Comme nous l’avions mentionné plus haut, l’intérêt que les Eglises portent à la question éducative en Afrique, est à prendre en compte, suite au rôle important de ces institutions dans la mise en place des structures éducatives viables. Ces initiatives qui ne sont pas un fait de hasard, doivent être encouragées. Dans cette bataille, tout doit être mis en contribution. Dans sa déclaration sur l’éducation et l’enseignement, le Concile Vatican II montre que la tâche de l’Eglise ne doit pas uniquement se focaliser sur la seule proclamation de la foi, mais doit se prolonger au service de l’humanité, pour favoriser les actions du développement. Les citoyens catholiques doivent travailler dans tous les secteurs de la vie nationale et internationale, particulièrement de l’éducation afin de pouvoir « hâter la diffusion des bienfaits d’une éducation et d’une instruction convenables pour tous, dans le monde entier. »443 Si l’aspiration majeure actuelle des populations de l’Afrique est l’accès à une scolarisation intégrale qui aide et participe au développement de l’homme et de la société, il existe un devoir qui incombe à tous, celui de répondre, dans la mesure de ses possibilités, à cette aspiration légitime des peuples444. Comme elles ont eu à le faire pour l’émergence d’une culture humaniste en Europe ; en participant activement à la renaissance européenne, les Eglises doivent être mises à contribution pour accomplir certaines tâches, non seulement pour les chrétiens baptisés, mais pour l’épanouissement de tous les citoyens. En ce sens, les projets locaux devraient se joindre à ceux de l’Eglise catholique qui postule que : « l’Eglise, est tenue d’assurer l’éducation qui inspirera toute leur vie de l’esprit du Christ ; en même temps, elle s’offre à travailler avec tous les hommes pour promouvoir la personne humaine dans sa perfection ainsi que pour assurer le bien de la société terrestre et la construction d’un monde toujours plus humain. »445 Mais cette déclaration d’ordre général, suscite quelques questionnements importants. En se mettant au service des pays en développement, doit-on aveuglément épouser toutes les aspirations spontanées ? Ou faut-il faire preuve d’un discernement rigoureux et s’efforcer de promouvoir certaines valeurs primordiales, nécessaires pour la vie d’aujourd’hui et de demain. Cela traduit le fait que l’homme est un être en devenir. L’éducation doit l’aider à devenir ce qu’il est.

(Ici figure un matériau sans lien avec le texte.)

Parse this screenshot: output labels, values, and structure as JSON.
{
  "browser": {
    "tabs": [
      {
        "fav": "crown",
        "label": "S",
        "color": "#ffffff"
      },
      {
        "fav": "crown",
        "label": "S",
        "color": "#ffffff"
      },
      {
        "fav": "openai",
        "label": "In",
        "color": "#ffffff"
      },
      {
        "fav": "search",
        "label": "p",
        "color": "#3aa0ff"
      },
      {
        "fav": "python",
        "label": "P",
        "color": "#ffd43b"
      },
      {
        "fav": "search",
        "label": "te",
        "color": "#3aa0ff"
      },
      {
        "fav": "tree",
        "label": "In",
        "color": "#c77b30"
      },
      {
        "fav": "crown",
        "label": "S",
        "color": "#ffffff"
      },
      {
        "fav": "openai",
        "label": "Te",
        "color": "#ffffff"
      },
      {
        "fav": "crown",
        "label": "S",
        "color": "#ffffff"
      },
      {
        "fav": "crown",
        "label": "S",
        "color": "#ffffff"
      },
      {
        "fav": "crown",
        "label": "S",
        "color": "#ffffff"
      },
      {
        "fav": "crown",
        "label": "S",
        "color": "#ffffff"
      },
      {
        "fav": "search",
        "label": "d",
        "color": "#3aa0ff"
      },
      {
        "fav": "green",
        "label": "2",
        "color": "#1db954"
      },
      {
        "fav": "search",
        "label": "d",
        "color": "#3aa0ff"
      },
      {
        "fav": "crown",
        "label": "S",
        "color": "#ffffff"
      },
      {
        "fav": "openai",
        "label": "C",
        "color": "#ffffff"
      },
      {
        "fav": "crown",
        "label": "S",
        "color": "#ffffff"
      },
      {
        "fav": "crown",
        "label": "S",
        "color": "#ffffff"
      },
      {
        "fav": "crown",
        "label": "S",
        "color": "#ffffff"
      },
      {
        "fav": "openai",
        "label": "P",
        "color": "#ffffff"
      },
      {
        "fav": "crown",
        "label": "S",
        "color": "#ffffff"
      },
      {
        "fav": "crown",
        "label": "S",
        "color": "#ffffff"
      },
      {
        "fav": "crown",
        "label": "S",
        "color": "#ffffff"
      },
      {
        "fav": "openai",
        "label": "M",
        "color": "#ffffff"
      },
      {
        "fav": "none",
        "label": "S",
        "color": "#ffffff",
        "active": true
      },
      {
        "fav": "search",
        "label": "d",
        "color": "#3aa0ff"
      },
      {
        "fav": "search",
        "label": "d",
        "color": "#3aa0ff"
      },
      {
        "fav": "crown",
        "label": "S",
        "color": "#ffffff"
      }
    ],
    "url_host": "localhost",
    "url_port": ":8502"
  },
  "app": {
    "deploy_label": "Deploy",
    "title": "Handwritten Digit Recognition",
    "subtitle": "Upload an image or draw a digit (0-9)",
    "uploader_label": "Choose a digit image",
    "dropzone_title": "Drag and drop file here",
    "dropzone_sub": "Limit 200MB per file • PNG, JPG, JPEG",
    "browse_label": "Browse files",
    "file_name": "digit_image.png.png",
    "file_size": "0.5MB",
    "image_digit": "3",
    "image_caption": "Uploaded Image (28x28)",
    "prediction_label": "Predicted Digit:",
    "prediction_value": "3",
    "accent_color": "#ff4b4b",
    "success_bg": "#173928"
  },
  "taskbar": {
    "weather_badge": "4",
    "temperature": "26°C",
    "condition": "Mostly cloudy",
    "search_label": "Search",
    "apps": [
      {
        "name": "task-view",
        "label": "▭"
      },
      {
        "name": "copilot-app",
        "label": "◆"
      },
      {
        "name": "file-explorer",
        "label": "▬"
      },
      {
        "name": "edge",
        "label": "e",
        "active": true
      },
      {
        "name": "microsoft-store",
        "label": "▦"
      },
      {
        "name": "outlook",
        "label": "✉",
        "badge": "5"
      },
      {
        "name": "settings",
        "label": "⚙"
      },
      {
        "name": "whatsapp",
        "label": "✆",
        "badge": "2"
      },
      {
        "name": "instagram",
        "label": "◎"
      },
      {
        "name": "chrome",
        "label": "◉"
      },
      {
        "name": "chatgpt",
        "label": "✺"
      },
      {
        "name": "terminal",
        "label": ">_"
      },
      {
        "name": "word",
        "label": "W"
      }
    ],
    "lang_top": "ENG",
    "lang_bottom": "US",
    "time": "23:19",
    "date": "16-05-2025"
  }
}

Revenons préalablement sur la mission confiée à la structure scolaire catholique. Les autorités responsables de l’éducation catholiques ont toujours souhaité que la structure éducative sous leur responsabilité ne se limite pas seulement à la formation intellectuelle des jeunes. Il lui appartient aussi, de promouvoir l’esprit d’ouverture à la culture ainsi qu’aux valeurs du respect des droits et libertés des personnes. Ce qui justifie la déclaration où il est dit que :

‘« L’école est spécialement le lieu du développement assidu des facultés intellectuelles, en même temps, elle exerce le jugement, elle introduit au patrimoine culturel hérité des générations passées, elle promeut le sens des valeurs, elle prépare à la vie professionnelle, elle fait naître entre des élèves de caractère et d’origine sociale différente un esprit de camaraderie qui forme à la confiance mutuelle. » 446

Ce texte a le mérite de se présenter d’une part, comme un programme d’action et un défi lancé aux éducateurs et, d’autre part, comme un effort consistant à répondre à l’une des aspirations les plus dynamiques des populations d’Afrique, à savoir ce désir d’acquérir un bagage intellectuel de qualité, non de façon livresque, mais par des connaissances qui devraient servir à l’évolution humaine, sociale et industrielle du continent. Il y a aussi cette volonté d’instruire les jeunes à travers l’éducation de leur jugement, de leur volonté et du sens social. Nous reviendrons plus profondément sur cette forme d’éducation lorsque nous analyserons la question de la socialisation en Afrique. Un autre aspect non moins important qui incombe à l’éducation catholique, comme le souligne Vatican II, c’est la formation aux réalités sociales des élèves et des étudiants. Ils recevront les éléments fondamentaux leur permettant de comprendre les réalités socioculturelles du milieu dans lequel ils se trouvent. Un savoir qui leur donnera l’occasion de devenir capables de s’insérer adéquatement dans la société, dès le moment où ils auront terminé leur formation.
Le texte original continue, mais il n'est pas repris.